Feed on
Posts
Comments

To Practice or to Play

I got a lovely note from a recently graduated student, one paragraph of which got me to thinking.  “I’ve recently decided I will no longer practice [my instrument].  This is because practicing has a ‘task’ associated with it.  Now, I will just play.”  The profundity of these three sentences gets to the heart of what a lot of people experience around their music study and practice.

This speaks to the way in which we approach the activity of playing or practicing.  The very words ‘play’ and ‘practice’ carry such different connotations.  As we commonly think of it, ‘play’ is the opposite of ‘work.’  Yet in the age of Google and other imagination-based companies play has an essential place in the realm of work, a creative space where people are encouraged to bring their imaginations and creativity to the common enterprise.

For professional musicians, playing is our work.  Those who play for a living are very fortunate.  But it is still work – it can at times be a challenge to maintain one’s chops year in and out and to learn new pieces (usually chosen by someone else) while retaining the sense of joy and of play.

The idea that I return to in my writing, the nature of Practice, does contain the idea of consistency, discipline, analysis, and dedication, as well as of exploration.  So often a student who’s been extensively involved in music quits because for them it has become a task.  Yet there are both amateur and professional musicians who continue to explore and practice music over several decades and always retain that sense of joy and discovery.  My dear departed friend Ilana Mysior was a wonderful musician – pianist, teacher, coach, and accompanist.  But she also took up the cello later in her life, and for many years relished playing in a community orchestra even as she continued her professional piano work.  For her the cello offered the fresh perspective of a sustained single voice string instrument and the group experience of playing in a string section, in contrast to the often solitary nature of the piano and its nature as a percussion instrument.  Playing cello as an amateur, along with piano in her piano trio, enabled her to retain the joy of playing all her life.

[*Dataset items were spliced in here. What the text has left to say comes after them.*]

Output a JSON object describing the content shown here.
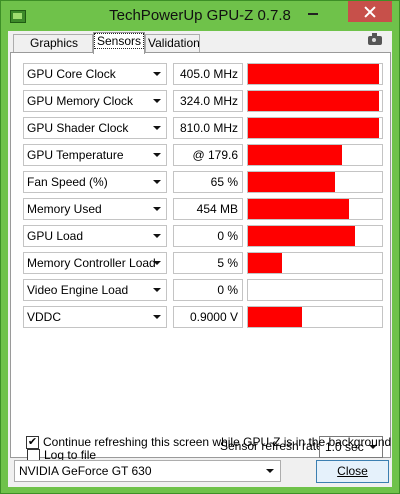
{
  "window": {
    "title": "TechPowerUp GPU-Z 0.7.8",
    "colors": {
      "frame": "#6fc24a",
      "close_button": "#c7504a",
      "graph": "#ff0000"
    }
  },
  "tabs": [
    {
      "label": "Graphics Card",
      "active": false
    },
    {
      "label": "Sensors",
      "active": true
    },
    {
      "label": "Validation",
      "active": false
    }
  ],
  "sensors": [
    {
      "label": "GPU Core Clock",
      "value": "405.0 MHz",
      "level": 0.98
    },
    {
      "label": "GPU Memory Clock",
      "value": "324.0 MHz",
      "level": 0.98
    },
    {
      "label": "GPU Shader Clock",
      "value": "810.0 MHz",
      "level": 0.98
    },
    {
      "label": "GPU Temperature",
      "value": "@ 179.6",
      "level": 0.7
    },
    {
      "label": "Fan Speed (%)",
      "value": "65 %",
      "level": 0.65
    },
    {
      "label": "Memory Used",
      "value": "454 MB",
      "level": 0.75
    },
    {
      "label": "GPU Load",
      "value": "0 %",
      "level": 0.8
    },
    {
      "label": "Memory Controller Load",
      "value": "5 %",
      "level": 0.25
    },
    {
      "label": "Video Engine Load",
      "value": "0 %",
      "level": 0.0
    },
    {
      "label": "VDDC",
      "value": "0.9000 V",
      "level": 0.4
    }
  ],
  "options": {
    "log_to_file": {
      "label": "Log to file",
      "checked": false
    },
    "continue_refresh": {
      "label": "Continue refreshing this screen while GPU-Z is in the background",
      "checked": true
    }
  },
  "refresh": {
    "label": "Sensor refresh rate:",
    "value": "1.0 sec"
  },
  "gpu_select": {
    "value": "NVIDIA GeForce GT 630"
  },
  "close_button": {
    "label": "Close"
  },
  "icons": {
    "app": "gpu-z-icon",
    "screenshot": "camera-icon"
  }
}
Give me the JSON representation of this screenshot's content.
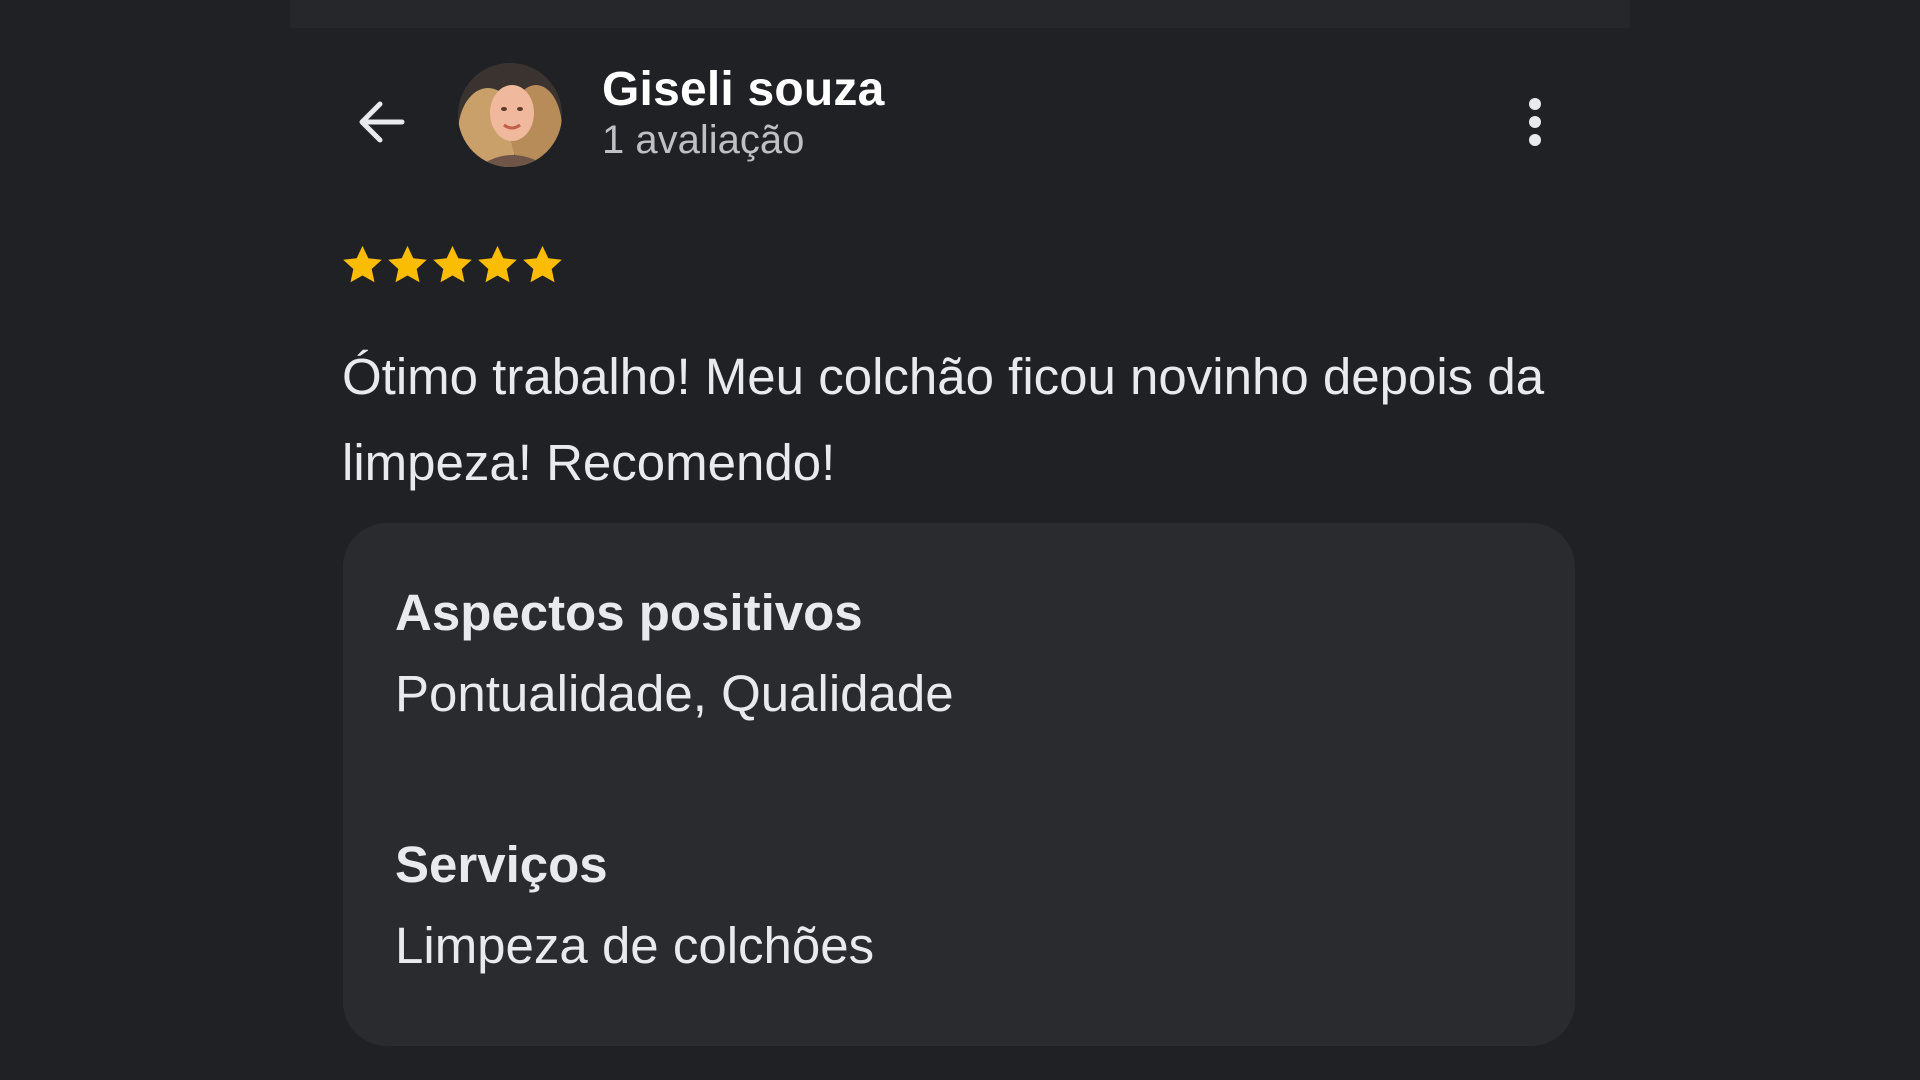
{
  "header": {
    "back_icon": "arrow-left-icon",
    "avatar_icon": "user-photo",
    "user_name": "Giseli souza",
    "review_count": "1 avaliação",
    "more_icon": "more-vertical-icon"
  },
  "review": {
    "rating": 5,
    "rating_max": 5,
    "star_color": "#fbbc04",
    "text": "Ótimo trabalho! Meu colchão ficou novinho depois da limpeza! Recomendo!"
  },
  "details": {
    "positive_heading": "Aspectos positivos",
    "positive_value": "Pontualidade, Qualidade",
    "services_heading": "Serviços",
    "services_value": "Limpeza de colchões"
  }
}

I am personally attracted to the idea of music as a practice, like sitting zazen or tennis, or any path of self-discovery that involves a sustained commitment.  But I must confess that at times the requirements of maintenance of my trombone chops seemed like a ball and chain: the same long tones, slurs, scales, and tonguing patterns to keep all the elements of my playing online.  (Now I don’t feel that way.)  In stricter times parents did enforce practicing more than seems the norm today (though even now we have the “Tiger Mother” phenomenon).   Today the value of perseverance and investing sustained effort toward a distant goal of mastery is less a part of our culture than it once was, perhaps with sports being the exception to that.

The ability to play an instrument is such a gift – and the higher level one attains the rarer a gift it is.  So what is it that can make playing feel like a task?  I’ve never heard anyone say about music ‘I’m so glad I quit!’  But I have seen students quit and not look back, not reflecting on what they are giving up.  Or perhaps liberating themselves from whatever baggage had accumulated around the notion of playing a given instrument – people seem sometimes to switch instruments for this reason.

To cut to the chase, practicing is both about having a goal and about process.  Sometimes we are practicing for something – a performance or an audition.  In order to get better, we need to clarify what that means in the context of the moment – developing our tone, fixing our intonation, developing speed, cleanliness, dynamic control, range, or endurance.  If the goal means enough to you, you will endure the process.  But whether the process of practicing is one to be endured or enjoyed has everything to do with how we frame it and how we interpret the experience of practicing.  Is it deathly dull repetition, or is it fascinating analysis of the nuts and bolts of negotiating a slurred passage that spans 2 octaves?  Is it getting us closer to a goal that is dear to us – even just acquiring a greater sense of competence at playing?

On the other hand, play is about process, the primary goal of which is having fun (or it might be winning a game and having fun in the process).  The activity is understood to be inherently enjoyable.

How we think about the process and goals of playing/practicing an instrument – how we frame this activity in our minds – is key.  In other words, we have more control than we realize over how we think about practicing, or playing, our instrument.  Is it for the pleasure of producing the sound?  To be able to play with others?  Is there a goal of getting better, learning a specific piece, landing some accomplishment like getting into a conservatory or an orchestra?  Is it for the pleasure of doing something well, of feeling your neurons zapping into new pathways in your brain?  Do you want to do this for a living, to play with great players?  What attracted you to music and to your instrument in the first place?  Has something gotten between you and your love of playing?  How can we regain that?  How can we create the right combination of challenge and enjoyment that brings us back to the instrument?  How can we keep it interesting?

Mihalyi Czikszentmihalyi writes in his book Flow: The Psychology of Optimal Experience that we crave opportunities to be challenged and stimulated which will allow us to continue to grow and develop.  Music is ideally suited for this.  As with anything that’s a long term proposition, sometimes our training or practice will get stale unless we change things up, reframe them in some way, or take a break.